I’m not suggesting all mothers have diagnosable hypervigilance or anxiety. I’m saying surely these phenomenon occur on a spectrum and are probably experienced quite widely. I certainly relate to the idea of a perpetual scanning of my internal and external environment for “Things I’m Supposed to Be Across or Worry About”.


But the problem is: the more I engage in this scanning, the more I teach my brain it’s important to scan, and the more overactive I might be if I do detect relevant ‘activity’.
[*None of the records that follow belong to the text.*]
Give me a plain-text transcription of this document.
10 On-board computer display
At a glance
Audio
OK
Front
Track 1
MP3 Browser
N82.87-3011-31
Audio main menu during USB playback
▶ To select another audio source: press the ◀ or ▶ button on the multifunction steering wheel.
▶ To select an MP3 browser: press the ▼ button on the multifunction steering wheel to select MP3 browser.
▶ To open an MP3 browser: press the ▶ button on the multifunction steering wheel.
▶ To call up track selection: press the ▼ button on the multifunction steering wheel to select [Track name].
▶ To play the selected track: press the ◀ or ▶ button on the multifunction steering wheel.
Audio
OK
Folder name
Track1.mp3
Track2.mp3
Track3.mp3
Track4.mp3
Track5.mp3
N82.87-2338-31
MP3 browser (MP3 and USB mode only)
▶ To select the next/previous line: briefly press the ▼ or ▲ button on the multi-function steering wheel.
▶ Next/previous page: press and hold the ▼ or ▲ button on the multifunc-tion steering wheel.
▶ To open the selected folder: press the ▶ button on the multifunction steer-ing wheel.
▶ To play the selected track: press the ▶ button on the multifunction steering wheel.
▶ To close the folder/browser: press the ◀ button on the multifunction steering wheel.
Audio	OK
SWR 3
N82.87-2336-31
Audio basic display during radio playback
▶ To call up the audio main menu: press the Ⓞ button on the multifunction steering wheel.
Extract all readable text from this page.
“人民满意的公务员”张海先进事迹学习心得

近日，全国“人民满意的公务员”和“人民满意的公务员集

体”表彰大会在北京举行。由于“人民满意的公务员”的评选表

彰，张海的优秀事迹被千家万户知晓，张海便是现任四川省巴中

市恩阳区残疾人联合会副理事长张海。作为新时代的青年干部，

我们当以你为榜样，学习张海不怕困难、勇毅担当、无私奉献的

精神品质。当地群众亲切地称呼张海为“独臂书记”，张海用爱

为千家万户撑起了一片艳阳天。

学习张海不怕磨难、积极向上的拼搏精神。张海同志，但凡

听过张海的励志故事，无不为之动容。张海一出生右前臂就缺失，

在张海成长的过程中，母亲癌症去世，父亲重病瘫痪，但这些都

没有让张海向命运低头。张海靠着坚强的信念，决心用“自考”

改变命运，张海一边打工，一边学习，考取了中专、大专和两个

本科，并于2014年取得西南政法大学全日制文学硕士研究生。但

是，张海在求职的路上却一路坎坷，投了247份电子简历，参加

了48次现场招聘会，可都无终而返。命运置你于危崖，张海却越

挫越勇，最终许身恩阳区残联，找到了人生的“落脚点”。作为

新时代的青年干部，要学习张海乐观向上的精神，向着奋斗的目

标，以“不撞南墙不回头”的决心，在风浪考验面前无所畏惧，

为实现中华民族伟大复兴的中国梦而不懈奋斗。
Problem is, modern motherhood and social media and capitalism and ALL THE THINGS mean we seem to have an endless number of potential ‘threats’ we could be scanning for, or anticipating. Standards have undeniably been lifted since our parents’ days. Science has revealed more potential dangers for babies and children, and society and media have enhanced pressures on mothers regarding behaviours and appearance.


So, how can our understanding of the brain and body help us in our response to the above challenges?

Not all the threats we might ‘detect’ are the same. We can retrain the brain to allow the frontal lobes to triage more appropriately using logic, and also our actual values (ie. what really matters to us and what is annoying but not that important) by spending a little bit more time in the parasympathetic nervous system. Of course we will still worry unnecessarily sometimes, but the more we can de-stress the brain, the more clear we will be on what ‘really matters’.


The vagus nerve responds to slow, deep breathing. So, self-soothing behaviours such as asana practice if you can, or otherwise, deep belly breathing, send the message that the threats we might feel as though we need to scan for or detect are not genuine. We are safe. Our kids are safe. Everything is going to be alright. (I could go on a COVID/climate change tangent here but I will not. It is not helpful for me to spend too much time there, at this exact time in my life, I have found. So, broadly speaking, we are going to be OK. Or at least, to the extent that I can control, my choices will not be significantly detrimental to me or my kids if I’m operating from a place of calm when I engage in threat detection.


So.


Self soothing behaviours such as deep breathing have positive impacts not only for ourselves but also for our relationships with our kids and partner.


When we can slow down, even slightly, we reduce emotional reactivity and increase our internal awareness of how we’re being, feeling and what we’re needing. When we feel more attuned to ourselves, we can attune more to others, and relate to them with more authenticity, vulnerability and connection.

You may choose to take a moment while engaging in deep diaphragmatic breathing to consider an expanded sense of yourself. First, ground yourself with mindful awareness of where your physical body is in space. Scan, perhaps, from the head to the toes without judgement.


Next, expand your attention to encompass awareness of all that you are, and have been, and will be - not just the immediate role and day to day experiences of this phase of life as a new(ish) mum. You are vast. You are potential. You are light and strength and love and choices and changing, every moment.